Zyma Amien
Zyma Amien is an artist whose work will be exhibited as part of the ‘Athlone in Mind’ exhibition at the Castle of Good Hope, Cape Town, from 10-13 August 2017. This upcoming exhibition of commissioned contemporary art is a group show curated by Dr Kurt Campbell. The exhibition, book and digital platform take the place of Athlone to explore new ways of imagining and thinking about marginalised sites of creativity and arts production. ‘Athlone in Mind’ engages diverse artistic practices, cinematic experiments and scholarly essays that explore the challenge to artistic practice for imagining space in ways that exceed and undo apartheid’s spatial formations and temporal markers.
The artworks, videos, digital and photographic installations and essays in the book constitute Athlone as a question through an expansive, fluid and composite conception of the relationship between images, thought and place.

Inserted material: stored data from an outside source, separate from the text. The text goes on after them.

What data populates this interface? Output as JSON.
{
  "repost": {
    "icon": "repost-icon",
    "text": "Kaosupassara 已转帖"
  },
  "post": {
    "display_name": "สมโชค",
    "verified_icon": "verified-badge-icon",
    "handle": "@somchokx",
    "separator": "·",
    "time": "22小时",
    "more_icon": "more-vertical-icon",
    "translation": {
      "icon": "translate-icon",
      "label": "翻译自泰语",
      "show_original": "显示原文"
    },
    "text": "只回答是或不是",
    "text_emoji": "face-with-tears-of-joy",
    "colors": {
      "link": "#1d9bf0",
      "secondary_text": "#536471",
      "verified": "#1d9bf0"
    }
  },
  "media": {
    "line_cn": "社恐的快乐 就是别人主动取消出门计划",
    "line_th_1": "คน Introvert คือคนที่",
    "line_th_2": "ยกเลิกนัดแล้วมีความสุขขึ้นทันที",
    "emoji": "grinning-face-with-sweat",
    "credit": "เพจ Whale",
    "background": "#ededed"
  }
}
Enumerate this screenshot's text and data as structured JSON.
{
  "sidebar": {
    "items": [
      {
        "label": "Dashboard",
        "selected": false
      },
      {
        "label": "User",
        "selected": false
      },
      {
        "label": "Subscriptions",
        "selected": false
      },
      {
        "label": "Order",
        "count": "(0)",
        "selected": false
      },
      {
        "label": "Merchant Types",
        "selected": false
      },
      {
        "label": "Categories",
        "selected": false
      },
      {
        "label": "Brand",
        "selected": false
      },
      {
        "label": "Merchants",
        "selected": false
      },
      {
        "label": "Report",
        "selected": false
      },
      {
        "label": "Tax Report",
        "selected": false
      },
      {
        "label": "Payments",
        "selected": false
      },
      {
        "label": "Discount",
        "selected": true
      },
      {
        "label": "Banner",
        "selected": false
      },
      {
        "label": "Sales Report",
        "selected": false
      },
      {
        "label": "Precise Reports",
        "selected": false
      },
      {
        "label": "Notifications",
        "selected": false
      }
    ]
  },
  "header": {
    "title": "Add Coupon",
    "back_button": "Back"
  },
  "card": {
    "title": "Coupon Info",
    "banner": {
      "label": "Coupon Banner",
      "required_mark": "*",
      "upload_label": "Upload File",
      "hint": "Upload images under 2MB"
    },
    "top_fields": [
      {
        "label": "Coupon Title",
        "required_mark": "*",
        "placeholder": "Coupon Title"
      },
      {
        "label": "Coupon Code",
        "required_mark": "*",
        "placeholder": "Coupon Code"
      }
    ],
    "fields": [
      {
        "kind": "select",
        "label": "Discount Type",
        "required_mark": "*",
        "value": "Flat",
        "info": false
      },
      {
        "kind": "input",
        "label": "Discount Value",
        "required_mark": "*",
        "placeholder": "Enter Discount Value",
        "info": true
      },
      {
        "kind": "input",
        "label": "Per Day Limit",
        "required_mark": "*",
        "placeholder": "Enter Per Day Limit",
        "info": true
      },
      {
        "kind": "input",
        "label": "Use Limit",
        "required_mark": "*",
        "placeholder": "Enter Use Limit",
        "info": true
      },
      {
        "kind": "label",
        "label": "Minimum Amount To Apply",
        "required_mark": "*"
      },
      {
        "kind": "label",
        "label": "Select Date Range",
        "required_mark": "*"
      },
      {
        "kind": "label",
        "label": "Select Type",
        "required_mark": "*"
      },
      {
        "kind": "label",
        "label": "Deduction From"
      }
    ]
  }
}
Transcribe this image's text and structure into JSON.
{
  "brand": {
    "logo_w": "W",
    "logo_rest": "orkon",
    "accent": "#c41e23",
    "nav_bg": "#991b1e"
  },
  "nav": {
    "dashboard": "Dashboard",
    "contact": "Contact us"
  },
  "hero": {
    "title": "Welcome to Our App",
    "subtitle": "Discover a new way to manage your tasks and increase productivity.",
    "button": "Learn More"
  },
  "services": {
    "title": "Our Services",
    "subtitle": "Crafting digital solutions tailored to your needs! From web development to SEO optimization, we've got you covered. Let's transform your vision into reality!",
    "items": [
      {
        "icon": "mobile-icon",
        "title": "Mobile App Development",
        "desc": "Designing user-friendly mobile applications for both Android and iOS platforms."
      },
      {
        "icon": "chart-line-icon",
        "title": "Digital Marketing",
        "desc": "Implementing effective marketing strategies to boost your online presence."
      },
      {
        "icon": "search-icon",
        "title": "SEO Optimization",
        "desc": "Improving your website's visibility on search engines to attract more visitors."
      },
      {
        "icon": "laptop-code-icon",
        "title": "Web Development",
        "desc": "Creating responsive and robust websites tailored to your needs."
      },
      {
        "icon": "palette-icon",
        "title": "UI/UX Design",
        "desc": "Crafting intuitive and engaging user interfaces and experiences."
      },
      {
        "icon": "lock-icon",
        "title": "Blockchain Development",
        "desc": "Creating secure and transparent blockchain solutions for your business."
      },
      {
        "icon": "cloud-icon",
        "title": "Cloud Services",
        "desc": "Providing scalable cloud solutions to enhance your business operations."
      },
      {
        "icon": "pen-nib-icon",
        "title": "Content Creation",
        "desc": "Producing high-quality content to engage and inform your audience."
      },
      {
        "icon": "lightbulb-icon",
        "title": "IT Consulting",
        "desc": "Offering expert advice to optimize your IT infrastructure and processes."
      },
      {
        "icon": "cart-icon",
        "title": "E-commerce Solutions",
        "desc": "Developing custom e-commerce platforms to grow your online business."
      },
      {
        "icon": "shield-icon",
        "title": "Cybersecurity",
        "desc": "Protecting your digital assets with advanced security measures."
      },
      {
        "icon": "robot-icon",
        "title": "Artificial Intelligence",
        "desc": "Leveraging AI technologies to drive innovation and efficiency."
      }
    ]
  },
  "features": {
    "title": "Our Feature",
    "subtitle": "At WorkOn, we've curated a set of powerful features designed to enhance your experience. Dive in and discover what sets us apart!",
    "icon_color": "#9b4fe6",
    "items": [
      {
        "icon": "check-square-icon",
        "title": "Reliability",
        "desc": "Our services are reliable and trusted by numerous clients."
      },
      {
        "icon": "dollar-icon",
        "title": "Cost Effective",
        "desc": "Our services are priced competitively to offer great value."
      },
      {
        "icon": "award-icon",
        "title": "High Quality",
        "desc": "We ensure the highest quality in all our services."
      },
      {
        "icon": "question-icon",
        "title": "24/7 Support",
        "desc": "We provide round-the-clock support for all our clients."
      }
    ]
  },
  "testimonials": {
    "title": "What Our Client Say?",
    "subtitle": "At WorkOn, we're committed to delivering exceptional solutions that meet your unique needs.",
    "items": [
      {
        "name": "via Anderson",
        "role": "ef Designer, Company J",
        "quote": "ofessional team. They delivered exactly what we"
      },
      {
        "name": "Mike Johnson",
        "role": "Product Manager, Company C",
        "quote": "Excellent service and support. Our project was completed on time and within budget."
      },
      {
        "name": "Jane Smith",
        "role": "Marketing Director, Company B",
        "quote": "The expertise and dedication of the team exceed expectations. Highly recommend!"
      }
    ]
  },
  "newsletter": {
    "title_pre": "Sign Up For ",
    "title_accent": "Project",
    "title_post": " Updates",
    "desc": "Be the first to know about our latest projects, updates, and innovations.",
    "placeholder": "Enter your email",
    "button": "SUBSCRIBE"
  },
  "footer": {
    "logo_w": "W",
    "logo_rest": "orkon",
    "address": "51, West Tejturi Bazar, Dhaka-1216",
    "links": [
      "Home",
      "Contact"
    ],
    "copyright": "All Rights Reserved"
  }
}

Zyma Amien, born in 1962, is a South African artist based in Cape Town working in the field of conceptual art turning her lens on socio-political issues. In 2015, she completed her MFA Fine Art (Cum Laude) at University of Cape Town. She completed her Bachelors of Fine Art at the University of South Africa in 2013 receiving the top prize in the country. She was awarded the PPC cement concrete sculptor award in 2012. During 2016 she participated in multiple exhibitions ranging from the Netherlands (Uncover the City), to Sasol Art Museum in Stellenbosch (100 geographies) and Iziko National gallery in Cape Town. She participated in the Ekurhuleni competition and won Sasol New Signatures. Currently, she is participating the Nirox Sculpture Fair, preparing for an exhibition called, Athlone ‘in’ Mind, as well as working towards the solo exhibition for Sasol. Presently, she is lecturer at the University of South Africa.
Zyma Amien will explore vacated parts of Athlone by using suspended sculptures that rethink the dynamics of space. She works with ordinary objects in extraordinary ways. Her sculptural practice includes installation art, cement casting and large-scale garment constructions.